The initial fiscal year will begin on the date of the constitution of the Association and will end on the 31 of December of that year.
|CHAPTER V- DISSOLUTION|
Causes of dissolution of the Association
|The Association will be dissolved because of the following causes:
(i) By the agreement of the General Assembly voted by two thirds of the associates;
(ii) Because of the impossibility of achieving their social aims, which in turn will require the affirmative vote of two thirds of the General Assembly; or
(iii) By court ruling.
The Liquidation Committee
|In the case of the dissolution of the Association, a Liquidation Committee shall be named to replace the Board of Directors.

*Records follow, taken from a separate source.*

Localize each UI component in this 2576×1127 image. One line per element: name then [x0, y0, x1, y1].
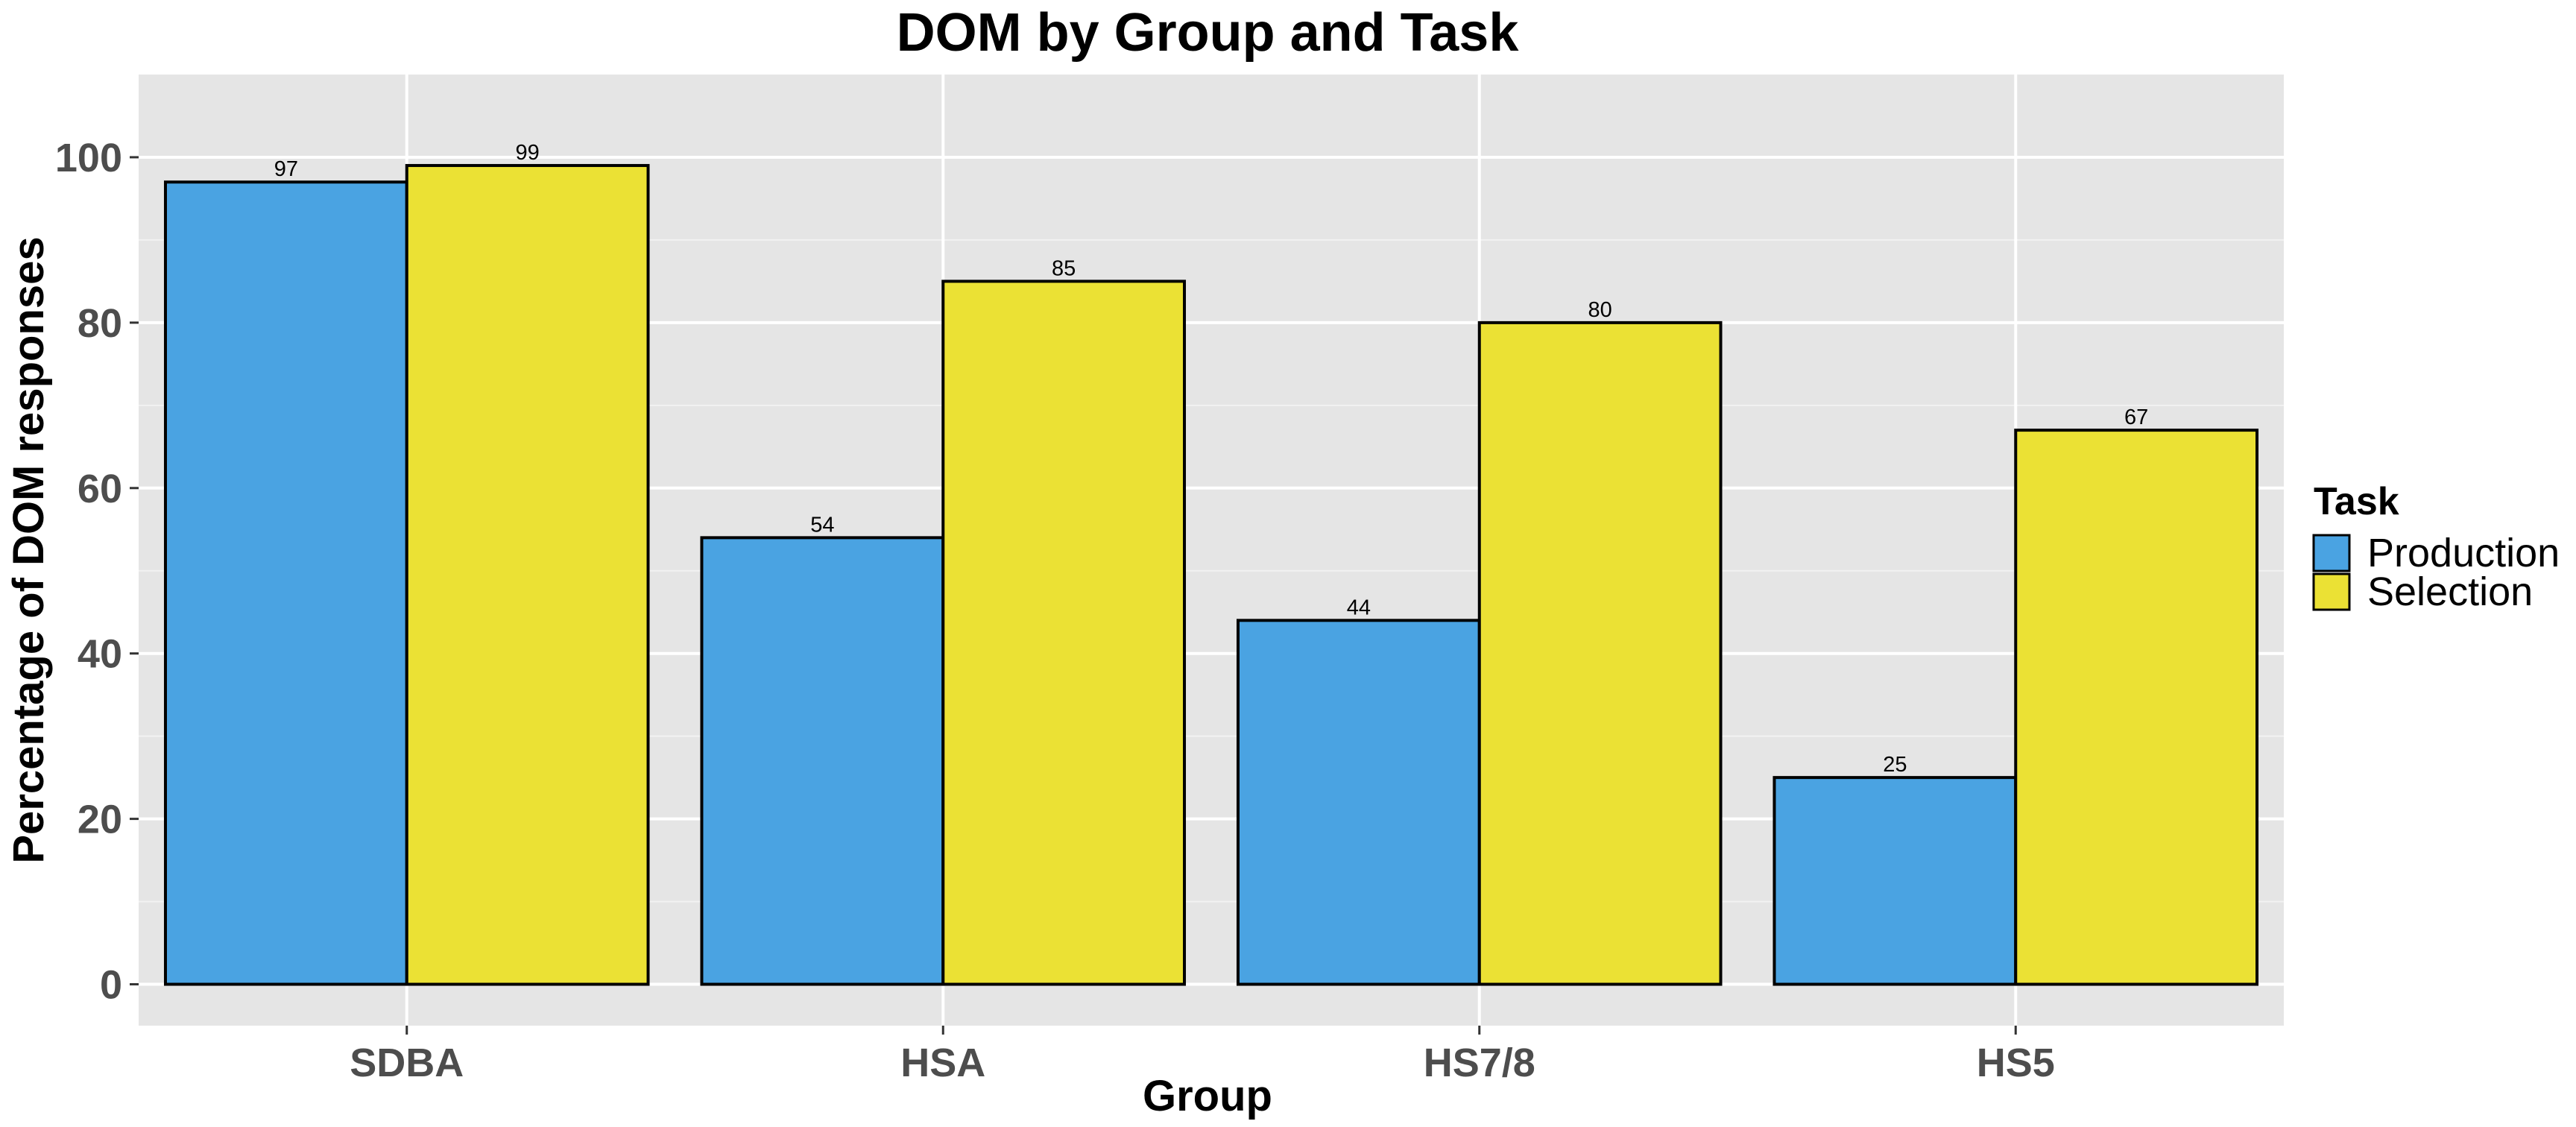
y-tick-label: 80: [78, 301, 122, 346]
bar-selection-2: [1477, 321, 1723, 986]
y-axis-title: Percentage of DOM responses: [4, 236, 53, 863]
data-label-production-2: 44: [1347, 596, 1371, 619]
legend-label-selection: Selection: [2367, 569, 2533, 614]
bar-selection-3: [2014, 429, 2259, 986]
legend-key-selection: [2312, 572, 2351, 611]
data-label-selection-3: 67: [2124, 405, 2148, 429]
bar-production-1: [700, 536, 945, 986]
y-axis: 0 20 40 60 80 100: [55, 136, 139, 1008]
data-label-production-3: 25: [1883, 753, 1907, 777]
chart-title: DOM by Group and Task: [897, 3, 1520, 63]
data-label-production-0: 97: [274, 157, 298, 181]
y-tick-label: 40: [78, 632, 122, 677]
x-axis-title: Group: [1143, 1072, 1272, 1120]
y-tick-label: 60: [78, 467, 122, 511]
legend-label-production: Production: [2367, 531, 2560, 575]
data-label-selection-0: 99: [516, 141, 540, 165]
y-tick-label: 100: [55, 136, 122, 180]
data-label-selection-2: 80: [1588, 298, 1612, 322]
x-tick-label: HS7/8: [1424, 1041, 1535, 1085]
data-labels: 97 54 44 25 99 85 80 67: [274, 141, 2149, 777]
y-tick-label: 20: [78, 798, 122, 842]
bar-production-0: [163, 180, 408, 986]
data-label-selection-1: 85: [1052, 256, 1076, 280]
bars: [163, 164, 2259, 986]
data-label-production-1: 54: [810, 513, 834, 537]
y-tick-label: 0: [100, 963, 122, 1008]
x-tick-label: HS5: [1977, 1041, 2055, 1085]
x-axis: SDBA HSA HS7/8 HS5: [350, 1026, 2055, 1085]
bar-production-2: [1236, 619, 1481, 986]
x-tick-label: SDBA: [350, 1041, 464, 1085]
x-tick-label: HSA: [900, 1041, 985, 1085]
legend-key-production: [2312, 534, 2351, 572]
bar-production-3: [1772, 776, 2018, 986]
bar-selection-1: [941, 280, 1187, 986]
legend-title: Task: [2314, 480, 2399, 523]
bar-selection-0: [405, 164, 650, 986]
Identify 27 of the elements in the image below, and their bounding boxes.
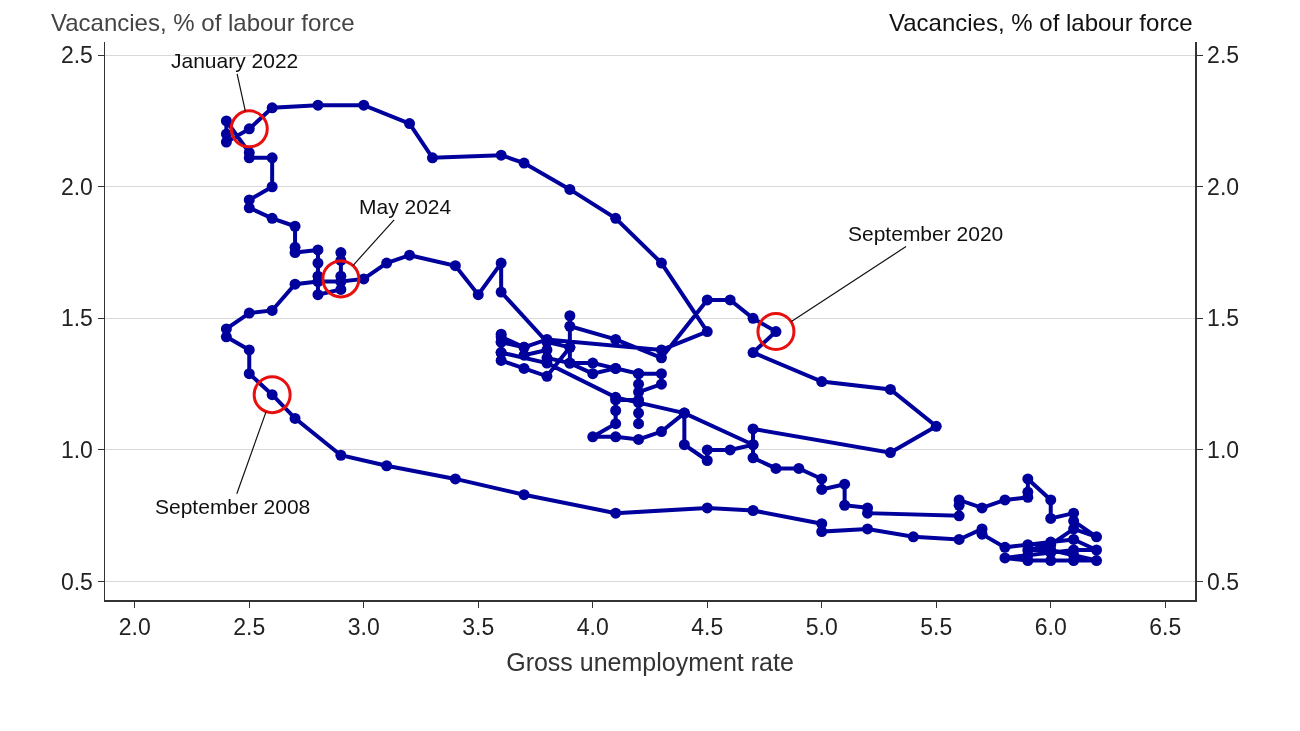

Unless otherwise determined by the General Assembly, the Board of Director shall become the Liquidation Committee.
The Liquidation Committee will have the following duties:
(i) Ensure the integrity of the patrimony of the Association;
(ii) Conclude pending operations and carry out any new operation needed for the liquidation of the association;
(iii) Get payment for the credits given by the Association;
(iv) Liquidate the assets of the Association and pay creditors;
(v) Use any leftover Association goods to non-profit aims determined by the dissolution agreement approved by the General Assembly; and
(vi) Request the cancellation of the Association entry in the registry of Associations.